Lieutenant Governor-elect of Colorado
- Governor: Elias M. Ammons
- Died before taking office

Personal details
- Born: 1834 Denver, Colorado, US
- Died: December 29, 1912 (aged 77–78) Colorado Springs, Colorado, US
- Party: Democratic
- Children: Willis Saxe Montgomery (1857 – 1944) Editha Montgomery (1896 – 1897)
- Occupation: Politician

= Benjamin F. Montgomery =

American politician (1834–1912)

Benjamin Franklin Montgomery (1834 – December 29, 1912) was an American politician elected lieutenant governor of Colorado in 1912, but died before he could take office.

== Life and career ==
Benjamin F. Montgomery was born in 1834, in Denver, Colorado. He became interested in mining and ranching. For four years, during the boom days of Cripple Creek, then in El Paso County, he lived in that town and during that time he represented El Paso County in the legislature. He was prominent in the councils of the local Democratic Party during his residence there.

== Death and aftermath ==
In his later years, he lived on a farm near Rifle, Colorado, with his son.
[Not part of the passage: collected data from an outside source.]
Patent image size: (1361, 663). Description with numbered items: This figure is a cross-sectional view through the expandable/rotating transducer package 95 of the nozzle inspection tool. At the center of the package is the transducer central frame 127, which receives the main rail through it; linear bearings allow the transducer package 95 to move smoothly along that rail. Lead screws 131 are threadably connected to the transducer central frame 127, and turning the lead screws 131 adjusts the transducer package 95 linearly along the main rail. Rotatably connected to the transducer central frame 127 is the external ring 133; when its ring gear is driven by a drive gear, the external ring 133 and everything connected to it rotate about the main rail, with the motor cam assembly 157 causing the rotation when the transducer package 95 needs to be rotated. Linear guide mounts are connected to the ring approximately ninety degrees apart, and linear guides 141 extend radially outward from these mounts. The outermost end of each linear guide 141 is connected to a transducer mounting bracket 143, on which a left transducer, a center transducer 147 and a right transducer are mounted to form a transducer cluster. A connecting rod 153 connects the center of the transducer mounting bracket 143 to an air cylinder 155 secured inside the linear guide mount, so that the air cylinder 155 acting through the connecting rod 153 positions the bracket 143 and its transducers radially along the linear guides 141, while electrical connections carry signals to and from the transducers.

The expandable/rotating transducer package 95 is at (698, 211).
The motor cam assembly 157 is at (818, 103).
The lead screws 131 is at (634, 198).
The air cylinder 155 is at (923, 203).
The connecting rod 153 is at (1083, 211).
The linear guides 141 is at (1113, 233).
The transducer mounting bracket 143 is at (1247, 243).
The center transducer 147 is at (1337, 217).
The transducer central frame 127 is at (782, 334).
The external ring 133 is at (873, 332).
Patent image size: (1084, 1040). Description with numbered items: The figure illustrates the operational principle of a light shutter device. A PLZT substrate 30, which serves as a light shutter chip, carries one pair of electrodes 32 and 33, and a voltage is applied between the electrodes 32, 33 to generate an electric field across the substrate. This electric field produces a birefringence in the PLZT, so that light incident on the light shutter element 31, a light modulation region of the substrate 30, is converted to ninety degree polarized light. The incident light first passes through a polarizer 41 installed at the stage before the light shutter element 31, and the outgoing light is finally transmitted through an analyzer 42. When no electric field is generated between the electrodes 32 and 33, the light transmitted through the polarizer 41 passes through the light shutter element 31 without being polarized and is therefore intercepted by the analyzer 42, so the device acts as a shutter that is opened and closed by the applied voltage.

Less than two months after his election as lieutenant governor, Montgomery died on December 29, 1912, of laryngitis. Funeral services were held in Denver and he was buried at Evergreen Cemetery in Colorado Springs.

After Montgomery's death, Stephen R. Fitzgarrald was appointed as his successor by the newly elected governor, Elias M. Ammons. Fitzgarrald had served as lieutenant governor since 1909 and had not sought re-election, but agreed to take Montgomery's place, serving out his term until it expired in 1915.